A multi-faceted antimicrobial stewardship program improved the use of recommended antibiotics for surgical prophylaxis, especially in patients with penicillin allergies.

## Contribution

A multifaceted stewardship intervention increased adherence to surgical prophylaxis guidelines in a large hospital system.

## Key findings

- Overall antibiotic guideline adherence improved significantly after each intervention.
- Cefazolin use increased from 56.8% to 71.0% in penicillin-allergic patients.
- Non-beta-lactam use in low-risk penicillin allergy patients significantly declined.

## Abstract

Guideline adherence for antibiotic surgical prophylaxis is low nationwide, with use of non-preferred agents linked to worse outcomes.

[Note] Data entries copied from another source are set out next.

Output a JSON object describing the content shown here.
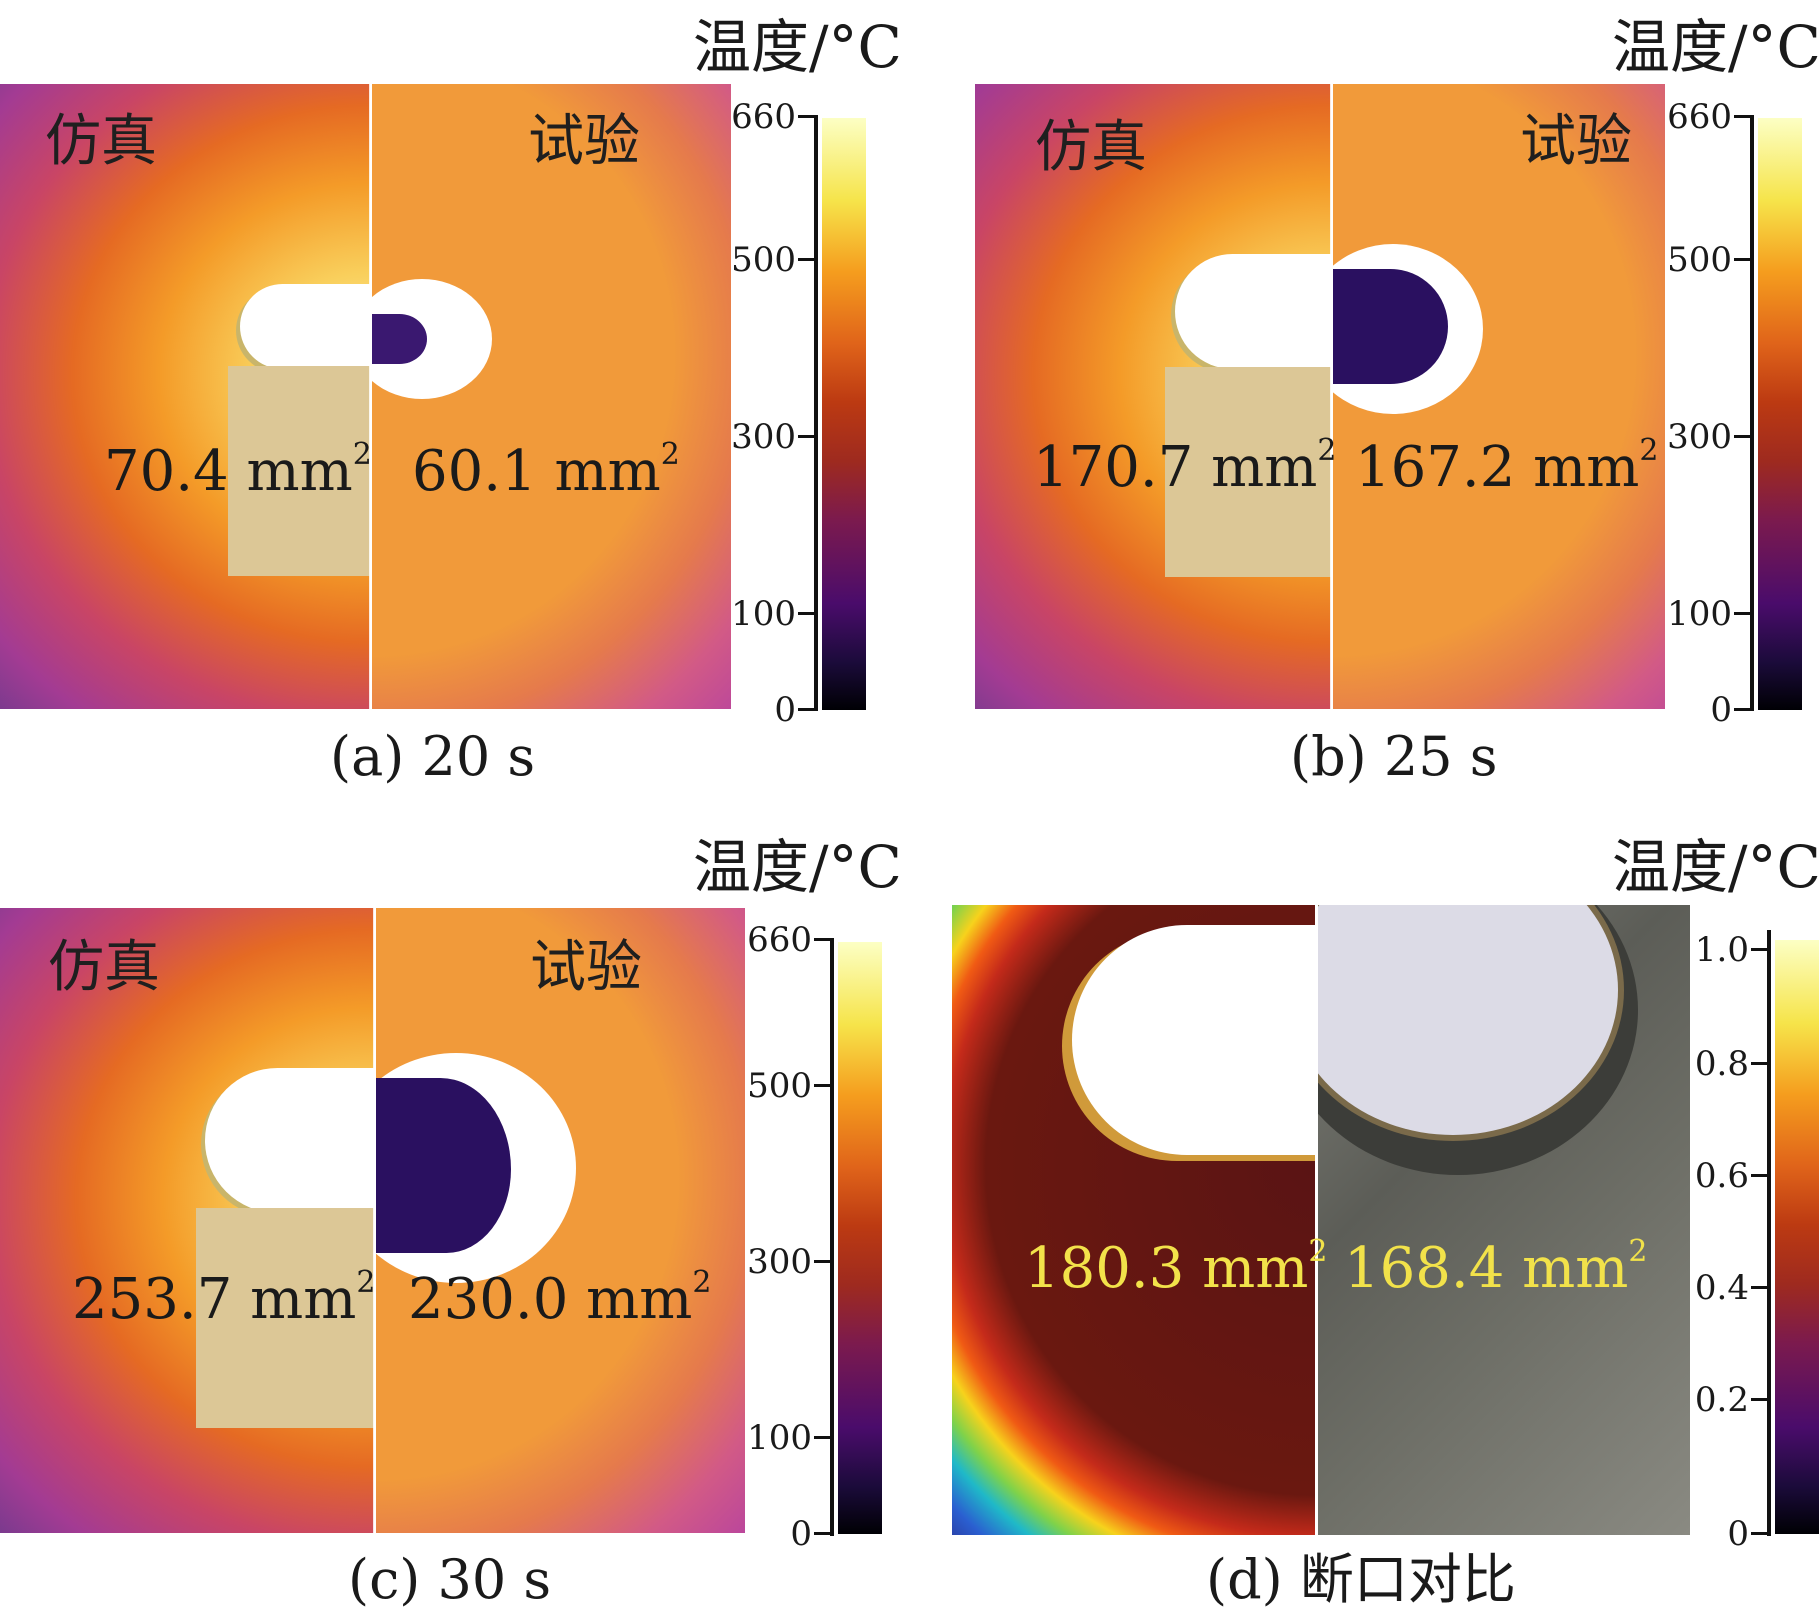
{
  "unit_label": "温度/°C",
  "label_sim": "仿真",
  "label_exp": "试验",
  "area_unit": "mm",
  "area_exp": "2",
  "panels": {
    "a": {
      "caption": "(a) 20 s",
      "sim_area": "70.4",
      "exp_area": "60.1",
      "ticks": [
        "660",
        "500",
        "300",
        "100",
        "0"
      ]
    },
    "b": {
      "caption": "(b) 25 s",
      "sim_area": "170.7",
      "exp_area": "167.2",
      "ticks": [
        "660",
        "500",
        "300",
        "100",
        "0"
      ]
    },
    "c": {
      "caption": "(c) 30 s",
      "sim_area": "253.7",
      "exp_area": "230.0",
      "ticks": [
        "660",
        "500",
        "300",
        "100",
        "0"
      ]
    },
    "d": {
      "caption": "(d) 断口对比",
      "sim_area": "180.3",
      "exp_area": "168.4",
      "ticks": [
        "1.0",
        "0.8",
        "0.6",
        "0.4",
        "0.2",
        "0"
      ]
    }
  },
  "colors": {
    "area_text_d": "#f2e24a",
    "area_text": "#1a1a1a"
  }
}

Patients with reported penicillin allergies are less likely to receive cefazolin - the guideline-preferred antibiotic for most surgical procedures- and more likely to receive non-preferred antibiotics. To address this, we implemented a multi-faceted antimicrobial stewardship intervention across a large, multi-hospital healthcare system and evaluated the impact of three distinct interventions on surgical prophylaxis antibiotic selection.Figure 1:Interventions and Time PeriodsSurgical Prophylaxis Antibiotic Compliance Over Time

Interventions and Time Periods

Surgical Prophylaxis Antibiotic Compliance Over Time

We conducted a retrospective cohort study of adults (≥18 years) who underwent a surgical procedure requiring antibiotic prophylaxis across the eight hospital Houston Methodist (HM) Healthcare System (July 2023-March 2025). Only the first procedure per encounter was included. Patients were grouped by intervention period and evaluated for adherence to recommended antibiotic regimens within the HM System Guidelines for Surgical Prophylaxis (Figure 1).The primary outcome was overall guideline regimen adherence. Secondary outcomes included guideline regimen adherence and incidence of cefazolin use among penicillin allergic patients and incidence of non-beta-lactam use in patients with low-risk PEN-FAST scores (score 0-2).Figure 3:Non-Beta-Lactam Use in Low-Risk PEN-FAST Scores

Non-Beta-Lactam Use in Low-Risk PEN-FAST Scores

Surgical prophylaxis antibiotic compliance improved significantly after each intervention compared to the pre-intervention period in both the overall and penicillin-allergic populations (Figure 2). In penicillin-allergic patients, cefazolin use increased from 56.8% to 71.0% (p< 0.001), demonstrating an increase in first-line regimen selection despite presence of a penicillin allergy. After implementing a nurse-driven PEN-FAST screening and adjusting cephalosporin cross-reactivity alerts, non-beta-lactam use in low-risk penicillin allergy patients (PEN-FAST score 0-2) significantly declined (p< 0.001; Figure 3).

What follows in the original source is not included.